MERESPONS KOREAN WAVE DENGAN MEMPELAJARI SEJARAH NASIONALISME DI DUNIA

Penulis: Gilang Aji Pangestu, S.Pd.

Dibaca: 350 kali

Gilang Aji Pangestu, S.Pd.

Oleh Gilang Aji Pangestu, S.Pd.

(Pengajar di SMAN 1 Cikembar)

 

Indonesia masa kini telah memasuki era globalisasi, yang mana berbagai hal dapat dengan mudah masuk ke Indonesia. Berkembangnya teknologi seakan mempercepat perkembangan globalisasi. Melalui media massa, manusia dapat dengan mudah mendapatkan akses informasi terkini, baik itu dalam negeri atau pun luar negeri. Seperti yang disampaikan Abdullah (2010, hlm.50) bahwa media merupakan saluran yang berpengaruh dalam distribusi kebudayaan global yang secara langsung mempengaruhi gaya hidup, iklan cenderung untuk membentuk pasar baru dan mendidik kaum muda untuk menjadi konsumen. Perkembangan teknologi dan media memberikan dampak dengan masuknya budaya-budaya asing yang menjadi popular di Indonesia, salah satunya adalah budaya Korea Selatan.

Fenomena masuknya budaya Korea Selatan ke Indonesia ini disebut dengan Korean Wave atau Hallyu wave. Masuknya budaya korea selatan ini diawali dengan berkembangnya industry musik dan film di Korea Selatan. Industri tersebut berkembang dan mendunia, menjadi suatu hal yang digandrungi oleh generasi muda masa kini. Dalam perkembangannya, Korean Wave ini tidak hanya membawa pengaruh dari segi industry music dan film saja, melainkan turut serta membawa pengaruh budaya korea selatan ke Indonesia yang pada akhirnya ditiru dan diikuti oleh generasi muda di Indonesia sebagai gaya hidup.

Meningkatnya Korean Wave di Indonesia sangat berpengaruh terhadap rasa cinta tanah air generasi muda. Mereka merasa bangga ketika menggunakan budaya dari Korea Selatan dibandingkan dengan budaya mereka sendiri. Hal tersebut menimbulkan kekhawatiran akan berkurangnya rasa cinta generasi muda terhadap budaya sendiri.

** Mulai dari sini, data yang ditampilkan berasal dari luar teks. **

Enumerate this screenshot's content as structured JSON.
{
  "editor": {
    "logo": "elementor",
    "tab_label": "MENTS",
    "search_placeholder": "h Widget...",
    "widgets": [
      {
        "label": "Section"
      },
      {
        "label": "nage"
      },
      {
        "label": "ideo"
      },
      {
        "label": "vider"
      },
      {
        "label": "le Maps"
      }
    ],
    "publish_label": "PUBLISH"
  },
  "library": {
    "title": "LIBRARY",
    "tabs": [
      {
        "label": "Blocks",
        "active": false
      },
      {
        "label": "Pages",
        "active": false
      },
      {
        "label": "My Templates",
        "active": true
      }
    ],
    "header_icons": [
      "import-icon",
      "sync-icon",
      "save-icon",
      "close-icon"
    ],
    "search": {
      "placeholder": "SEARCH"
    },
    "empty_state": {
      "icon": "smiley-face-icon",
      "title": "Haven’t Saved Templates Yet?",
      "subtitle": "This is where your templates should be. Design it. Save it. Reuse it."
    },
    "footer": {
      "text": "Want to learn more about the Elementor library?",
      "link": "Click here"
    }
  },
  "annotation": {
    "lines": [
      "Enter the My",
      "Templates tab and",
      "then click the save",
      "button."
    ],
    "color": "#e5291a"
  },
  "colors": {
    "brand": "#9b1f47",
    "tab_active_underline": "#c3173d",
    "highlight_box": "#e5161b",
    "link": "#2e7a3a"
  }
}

Dalam menghadapi era globalisasi ini, tentunya Indonesia perlu memupuk rasa cinta tanah air warganya sendiri agar tidak terkalahkan oleh budaya asing yang masuk. Indonesia sendiri perlu belajar kepada Negara lain yang berhasil dalam memupuk rasa cinta tanah airnya, seperti Negara Jepang. Jepang dapat dikatakan sebagai Negara yang mempunyai rasa nasionalisme yang tinggi. Hal ini tidak terlepas dari upaya Jepang dengan melakukan politik isolasi (Sakoku) pada zaman Edo. Pada zaman Edo, Jepang yang dipimpin oleh Tokugawa Ieasu menerapkan politik isolasi sebagai cara untuk membentuk masyarakat Jepang agar memiliki kesetiaan yang tinggi terhadap pemerintahan Jepang terutama Kaisar Jepang dan sebagai upaya pemerintah Jepang dalam menjauhi pengaruh masyarakat Jepang dari dunia luar, sehingga membentuk Jepang menjadi negara feodalisme yang kuat (Widarahesty dan Ayu, 2011, hlm 49).

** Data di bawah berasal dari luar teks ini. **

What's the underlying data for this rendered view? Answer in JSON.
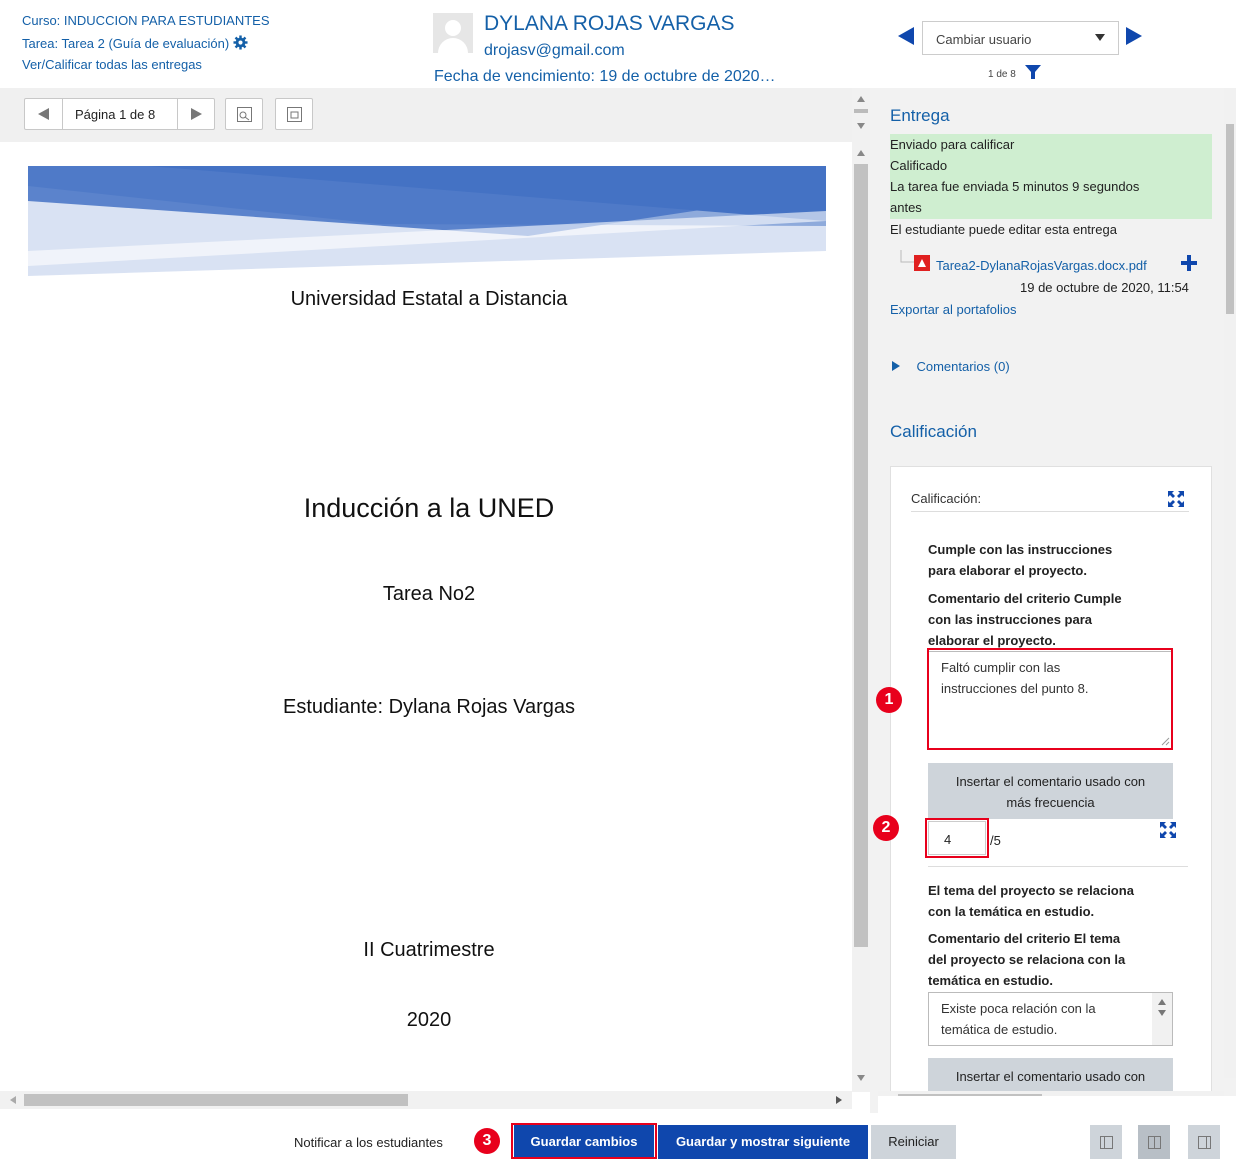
{
  "header": {
    "course_link": "Curso: INDUCCION PARA ESTUDIANTES",
    "assignment_link": "Tarea: Tarea 2 (Guía de evaluación)",
    "view_all_link": "Ver/Calificar todas las entregas",
    "student_name": "DYLANA ROJAS VARGAS",
    "student_email": "drojasv@gmail.com",
    "due_date": "Fecha de vencimiento: 19 de octubre de 2020…",
    "change_user_label": "Cambiar usuario",
    "user_count": "1 de 8"
  },
  "pdf_toolbar": {
    "page_label": "Página 1 de 8"
  },
  "pdf_document": {
    "university": "Universidad Estatal a Distancia",
    "title": "Inducción a la UNED",
    "assignment": "Tarea No2",
    "student": "Estudiante: Dylana Rojas Vargas",
    "term": "II Cuatrimestre",
    "year": "2020",
    "banner_colors": [
      "#4472c4",
      "#8eaadb",
      "#d9e2f3"
    ]
  },
  "submission": {
    "section_title": "Entrega",
    "status_lines": [
      "Enviado para calificar",
      "Calificado",
      "La tarea fue enviada 5 minutos 9 segundos",
      "antes"
    ],
    "edit_note": "El estudiante puede editar esta entrega",
    "file_name": "Tarea2-DylanaRojasVargas.docx.pdf",
    "file_date": "19 de octubre de 2020, 11:54",
    "export_link": "Exportar al portafolios",
    "comments_label": "Comentarios (0)"
  },
  "grading": {
    "section_title": "Calificación",
    "panel_label": "Calificación:",
    "criterion1_lines": [
      "Cumple con las instrucciones",
      "para elaborar el proyecto."
    ],
    "criterion1_comment_label_lines": [
      "Comentario del criterio Cumple",
      "con las instrucciones para",
      "elaborar el proyecto."
    ],
    "criterion1_comment_lines": [
      "Faltó cumplir con las",
      "instrucciones del punto 8."
    ],
    "insert_button_lines": [
      "Insertar el comentario usado con",
      "más frecuencia"
    ],
    "criterion1_score": "4",
    "criterion1_max": "/5",
    "criterion2_lines": [
      "El tema del proyecto se relaciona",
      "con la temática en estudio."
    ],
    "criterion2_comment_label_lines": [
      "Comentario del criterio El tema",
      "del proyecto se relaciona con la",
      "temática en estudio."
    ],
    "criterion2_comment_lines": [
      "Existe poca relación con la",
      "temática de estudio."
    ],
    "insert_button2_line": "Insertar el comentario usado con"
  },
  "footer": {
    "notify_label": "Notificar a los estudiantes",
    "save_button": "Guardar cambios",
    "save_next_button": "Guardar y mostrar siguiente",
    "reset_button": "Reiniciar"
  },
  "markers": [
    "1",
    "2",
    "3"
  ],
  "colors": {
    "link": "#1460a8",
    "primary": "#0f47ad",
    "success_bg": "#cfeed0",
    "marker": "#e8001c"
  }
}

Pada masa ini, Jepang berhasil menumbuhkan semangat nasionalisme dan rasa cinta tanah airnya dengan dibuatnya “falsafah nasional” bangsa Jepang yang digunakan sebagai pegangan hidup yang dalam bahasa Jepangnya disebut “kokutai no honggi” (prinsip dasar negara) dimana prinsip tersebut menempatkan Kaisar sebagai penguasa negara yang merupakan keturunan langsung dari Amaterasu (Dewa). Selain itu juga, semangat nasionalisme Jepang tumbuh akibat adanya penerapan semangat bushido dan pengaruh ajaran konfusianisme. Konfusianisme di Jepang itu dikembangkan untuk memperkuat posisi Shogun dalam masyarakat militer, maka ciri khas konfusianisme Jepang adalah sifat nasionalisnya. Pada masa isolasi (sakoku) konfusianisme merupakan ajaran pokok yang mempertebal etos ”Nasionalisme Jepang”.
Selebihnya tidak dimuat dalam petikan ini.